MADRID, DEC. 11 -- A car bomb apparently set by the Basque separatist organization ETA today blew up a barracks of the paramilitary civil guard corps in the northeastern city of Zaragoza, killing 11 persons, including women and children, and injuring 40.
The blast ended a six-month lull in major terrorist attacks in Spain and followed both police successes against ETA and exploratory cease-fire talks with the separatists.
Four girls -- a 7-year-old, a 6-year-old and 4-year-old twins -- were among the dead under the rubble of the three-story brick building that housed 30 civil guardsmen and their families. An estimated 110 pounds of explosives ripped a 15-yard hole in the building's living quarters and brought all three stories to the ground.
Sentries said two men parked the car against the building shortly after 6 a.m. and then sped away in a waiting car. The parked vehicle exploded almost immediately and a sentry who was approaching it for inspection was among those seriously injured.
The violence recalled ETA's last major attack in June when the separatists detonated a bomb in a Barcelona supermarket that killed 21 persons. ETA, an acronym from the Basque title Homeland and Liberty, also struck in Zaragoza at the begining of this year when a car bomb killed an Army major and a driver in a passing military bus.

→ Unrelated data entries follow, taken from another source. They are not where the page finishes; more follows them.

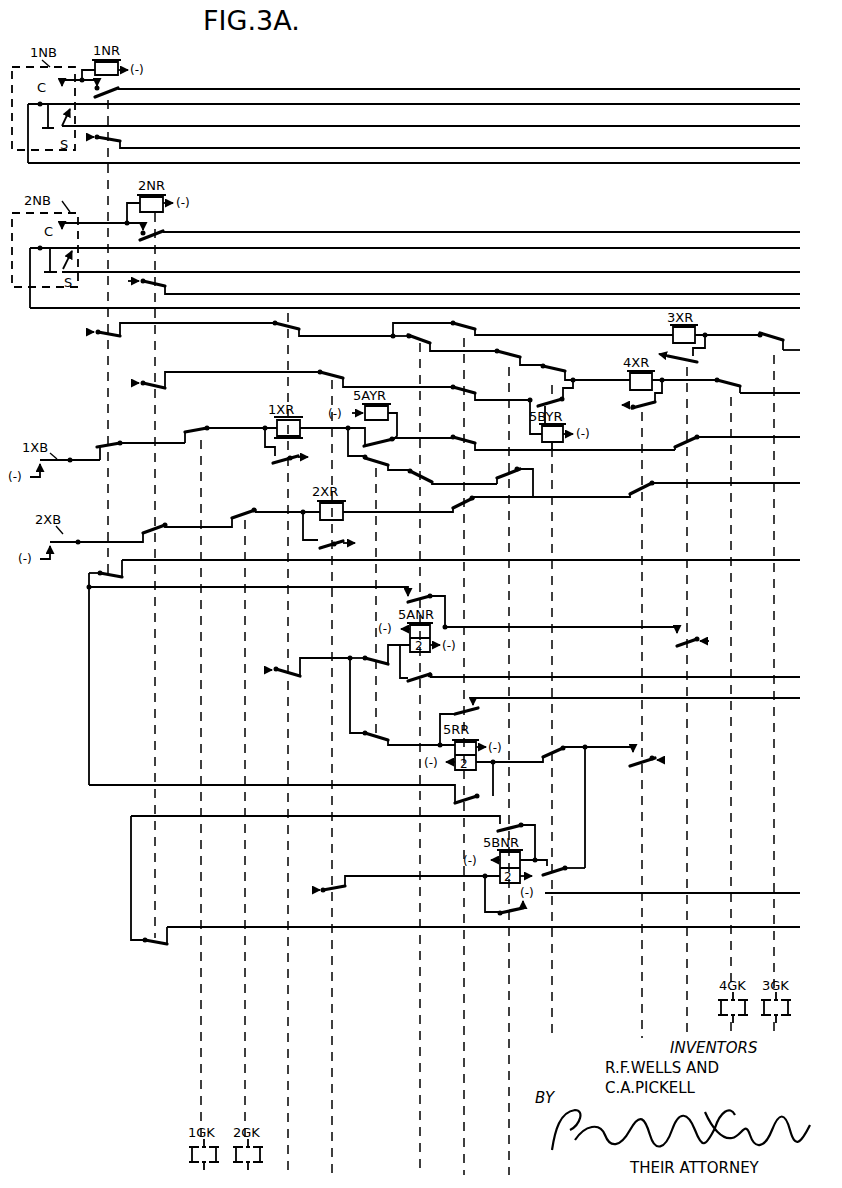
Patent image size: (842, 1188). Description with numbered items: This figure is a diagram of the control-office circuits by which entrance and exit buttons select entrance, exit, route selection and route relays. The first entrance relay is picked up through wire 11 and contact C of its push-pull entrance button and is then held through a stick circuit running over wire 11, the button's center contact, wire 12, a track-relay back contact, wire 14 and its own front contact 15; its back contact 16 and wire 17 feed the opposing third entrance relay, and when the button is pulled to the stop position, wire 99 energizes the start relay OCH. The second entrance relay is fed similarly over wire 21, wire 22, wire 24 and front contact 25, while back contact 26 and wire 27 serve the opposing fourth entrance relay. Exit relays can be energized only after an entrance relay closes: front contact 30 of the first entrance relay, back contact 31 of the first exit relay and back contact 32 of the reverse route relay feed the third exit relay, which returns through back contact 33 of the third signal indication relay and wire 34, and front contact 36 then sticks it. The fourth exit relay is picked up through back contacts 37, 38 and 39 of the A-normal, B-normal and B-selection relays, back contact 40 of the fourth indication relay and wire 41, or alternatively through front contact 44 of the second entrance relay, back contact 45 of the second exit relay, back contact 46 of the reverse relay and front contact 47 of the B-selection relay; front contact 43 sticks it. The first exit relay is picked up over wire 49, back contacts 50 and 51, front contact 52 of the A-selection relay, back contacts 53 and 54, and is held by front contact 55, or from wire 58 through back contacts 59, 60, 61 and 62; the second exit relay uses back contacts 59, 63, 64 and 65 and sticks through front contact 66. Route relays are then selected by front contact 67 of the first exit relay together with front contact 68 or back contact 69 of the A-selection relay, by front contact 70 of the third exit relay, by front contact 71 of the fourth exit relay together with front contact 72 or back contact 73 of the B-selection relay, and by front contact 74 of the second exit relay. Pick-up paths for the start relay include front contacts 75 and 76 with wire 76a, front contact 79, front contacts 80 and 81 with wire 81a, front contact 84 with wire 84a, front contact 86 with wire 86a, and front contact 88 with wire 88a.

The wire 11 is at (794, 164).
The wire 12 is at (774, 104).
The wire 14 is at (792, 92).
The front contact of relay 1NR 15 is at (122, 91).
The back contact of relay 1NR 16 is at (124, 141).
The wire 17 is at (800, 148).
The wire 99 is at (748, 126).
The wire 21 is at (776, 311).
The wire 22 is at (777, 250).
The wire 24 is at (792, 226).
The front contact of relay 2NR 25 is at (160, 234).
The back contact of relay 2NR 26 is at (135, 292).
The wire 27 is at (770, 296).
The front contact of relay 1NR 30 is at (169, 342).
The back contact of relay 1XR 31 is at (280, 327).
The back contact of relay 5RR 32 is at (533, 335).
The back contact of relay 3GK 33 is at (771, 338).
The wire 34 is at (795, 352).
The front contact of relay 3XR 36 is at (680, 358).
The back contact of relay 5ANR 37 is at (444, 350).
The back contact of relay 5BNR 38 is at (510, 363).
The back contact of relay 5BYR 39 is at (545, 364).
The back contact of relay 4GK 40 is at (696, 392).
The wire 41 is at (796, 394).
The front contact of relay 4XR 43 is at (628, 403).
The front contact of relay 2NR 44 is at (215, 392).
The back contact of relay 2XR 45 is at (322, 375).
The back contact of relay 5RR 46 is at (482, 398).
The front contact of relay 5BYR 47 is at (546, 401).
The wire 49 is at (796, 437).
The back contact of relay 3XR 50 is at (687, 443).
The back contact of relay 5RR 51 is at (457, 442).
The front contact of relay 5AYR 52 is at (384, 442).
The back contact of relay 1GK 53 is at (202, 432).
The back contact of relay 1NR 54 is at (141, 457).
The front contact of relay 1XR 55 is at (294, 455).
The wire 58 is at (787, 484).
The back contact of relay 4XR 59 is at (600, 497).
The back contact of relay 5BNR 60 is at (515, 482).
The back contact of relay 5ANR 61 is at (411, 481).
The back contact of relay 5AYR 62 is at (379, 455).
The back contact of relay 5RR 63 is at (470, 501).
The back contact of relay 2GK 64 is at (242, 524).
The back contact of relay 2NR 65 is at (115, 538).
The front contact of relay 2XR 66 is at (337, 532).
The front contact of relay 1XR 67 is at (288, 677).
The front contact of relay 5AYR 68 is at (366, 652).
The back contact of relay 5AYR 69 is at (402, 708).
The front contact of relay 3XR 70 is at (677, 645).
The front contact of relay 4XR 71 is at (653, 766).
The front contact of relay 5BYR 72 is at (558, 874).
The back contact of relay 5BYR 73 is at (554, 761).
The front contact of relay 2XR 74 is at (328, 891).
The front contact of relay 5ANR 75 is at (424, 593).
The front contact of relay 1NR 76 is at (104, 572).
The wire 76a is at (768, 563).
The front contact of relay 5RR 79 is at (472, 806).
The front contact of relay 5BNR 80 is at (533, 819).
The front contact of relay 2NR 81 is at (150, 949).
The wire 81a is at (771, 928).
The front contact of relay 5ANR 84 is at (410, 680).
The wire 84a is at (770, 670).
The front contact of relay 5RR 86 is at (458, 709).
The wire 86a is at (768, 702).
The front contact of relay 5BNR 88 is at (528, 912).
The wire 88a is at (773, 894).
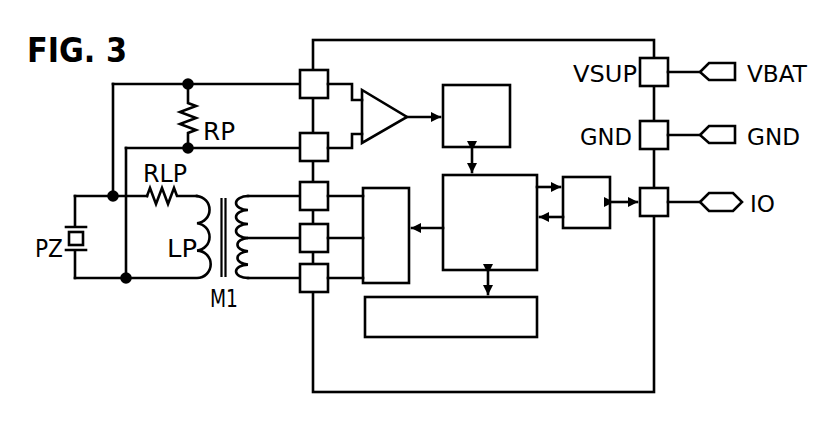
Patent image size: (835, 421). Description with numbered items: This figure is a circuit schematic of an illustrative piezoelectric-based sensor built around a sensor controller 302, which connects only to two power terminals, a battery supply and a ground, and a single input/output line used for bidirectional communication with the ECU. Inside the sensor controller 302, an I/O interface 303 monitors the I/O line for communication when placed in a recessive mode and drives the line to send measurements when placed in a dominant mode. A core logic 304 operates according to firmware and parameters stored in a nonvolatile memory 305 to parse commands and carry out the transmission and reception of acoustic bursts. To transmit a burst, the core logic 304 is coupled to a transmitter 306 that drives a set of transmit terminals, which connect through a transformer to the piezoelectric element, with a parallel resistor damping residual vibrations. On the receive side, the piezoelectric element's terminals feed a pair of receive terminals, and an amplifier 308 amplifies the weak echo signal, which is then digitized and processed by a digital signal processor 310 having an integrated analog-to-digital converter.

The sensor controller 302 is at (608, 38).
The I/O interface 303 is at (596, 229).
The core logic 304 is at (538, 241).
The nonvolatile memory 305 is at (490, 339).
The transmitter 306 is at (381, 187).
The amplifier 308 is at (382, 96).
The digital signal processor (DSP) 310 is at (511, 95).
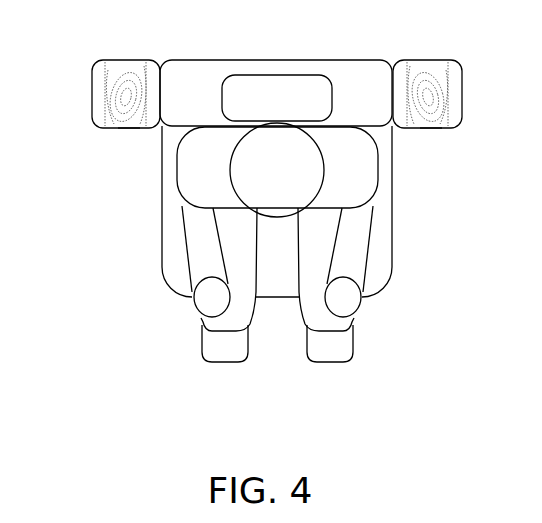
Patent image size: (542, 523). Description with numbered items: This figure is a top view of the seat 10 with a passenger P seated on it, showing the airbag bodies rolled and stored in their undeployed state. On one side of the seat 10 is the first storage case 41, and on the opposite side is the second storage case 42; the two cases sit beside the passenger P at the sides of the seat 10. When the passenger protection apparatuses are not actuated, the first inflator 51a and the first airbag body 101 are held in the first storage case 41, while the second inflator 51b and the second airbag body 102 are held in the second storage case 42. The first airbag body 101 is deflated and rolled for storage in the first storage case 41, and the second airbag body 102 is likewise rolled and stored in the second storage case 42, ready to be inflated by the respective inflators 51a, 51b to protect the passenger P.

The seat 10 is at (315, 60).
The first storage case 41 is at (452, 90).
The second storage case 42 is at (102, 93).
The first inflator 51a is at (430, 60).
The second inflator 51b is at (120, 60).
The first airbag body 101 is at (432, 128).
The second airbag body 102 is at (130, 128).
The passenger P is at (365, 183).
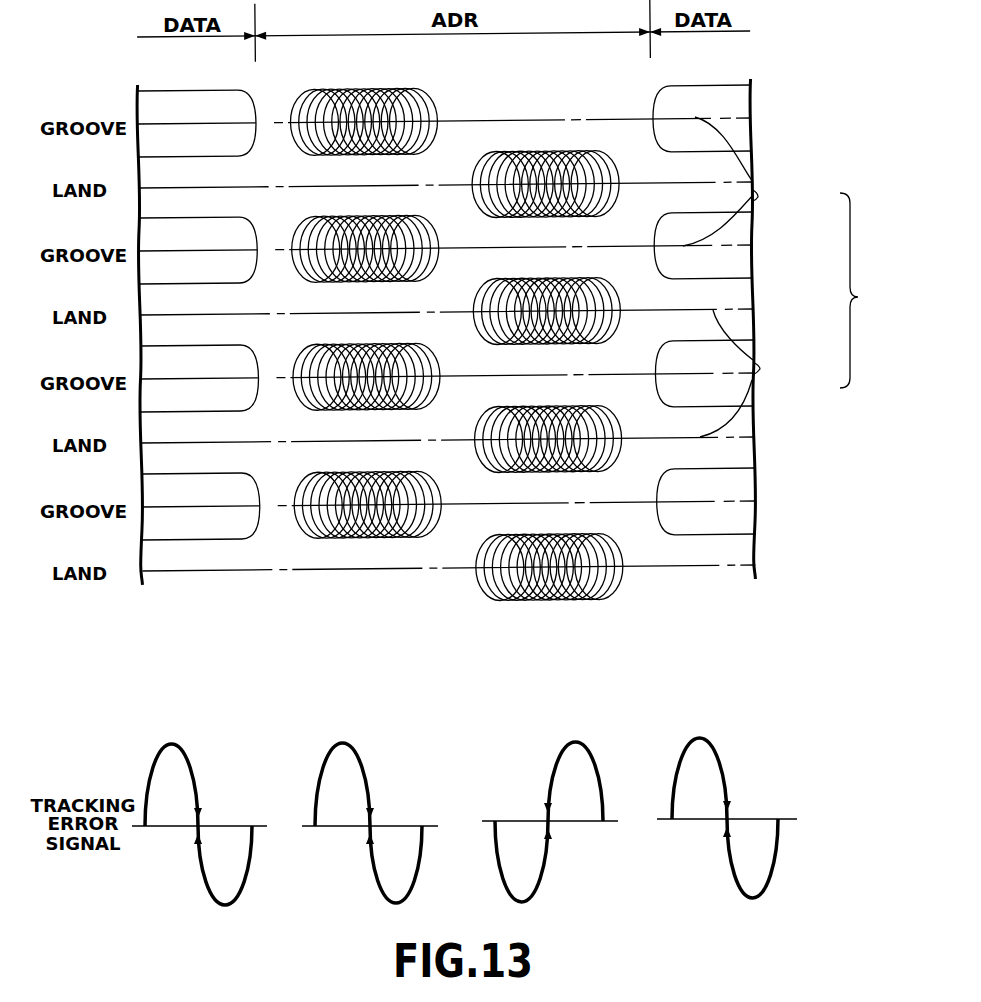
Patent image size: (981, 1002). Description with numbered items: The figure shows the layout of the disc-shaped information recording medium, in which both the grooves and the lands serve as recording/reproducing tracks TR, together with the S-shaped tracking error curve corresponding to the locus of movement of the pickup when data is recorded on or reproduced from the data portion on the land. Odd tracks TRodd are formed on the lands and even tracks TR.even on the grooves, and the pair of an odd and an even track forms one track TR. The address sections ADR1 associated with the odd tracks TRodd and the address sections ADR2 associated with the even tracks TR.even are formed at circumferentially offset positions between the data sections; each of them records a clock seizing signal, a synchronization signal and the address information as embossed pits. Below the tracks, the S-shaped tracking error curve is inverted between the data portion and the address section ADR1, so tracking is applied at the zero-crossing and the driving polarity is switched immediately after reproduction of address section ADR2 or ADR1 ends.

The address section associated with the even tracks ADR2 is at (293, 637).
The address section associated with the odd tracks ADR1 is at (475, 637).
The odd track TRodd is at (756, 181).
The even track TR.even is at (772, 373).
The recording/reproducing track TR is at (864, 290).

Over the past two decades, ETA, one of Western Europe's most durable terrorist groups, has been linked to about 550 deaths and more than 400 of the organization's members are in prison. Avowedly Marxist-Leninist in its ideology, ETA rejects the quasi-federal status that the Basque provinces of northern Spain obtained with the onset of democracy in the nation and seek to create an ethnic Basque independent state.
Today's attack served notice that the separatists remain in the fray despite the apparent progress of the Madrid government's carrot and stick approach to curtail ETA and end the violence.
The policy involves simultaneous police drives against ETA and covert negotiations to bring about the organization's surrender. Spain has been aided by cooperation from France in the control of terrorist suspects. Algeria also has acted as host for discreet ETA-Spanish meetings.
The capture of ETA's alleged military commander in September in southwest France prompted a roundup of more than 100 suspects in Spain and France, a traditional hiding place for separatists until recently. In the past 18 months, about 160 ETA members living in France's border area have been handed over by French security officers to their Spanish counterparts.
Earlier this month, Spanish authorities revealed that a series of arrests of ETA members in Spain had thwarted a plan to bomb a ski resort where Spain's King Juan Carlos spends his winter holidays.
Officials recently have acknowledged the Algeria talks, which hinge on a separatist cease-fire and individual pardons for jailed ETA members.
Following the Zaragoza blast, a government spokesman said the talks cannot continue while there is violence.
Officials have warned that ETA hard-liners, opposed to any form of negotiation that could lead to ETA's surrender, would mount a violent attack in order to torpedo the Algerian contacts.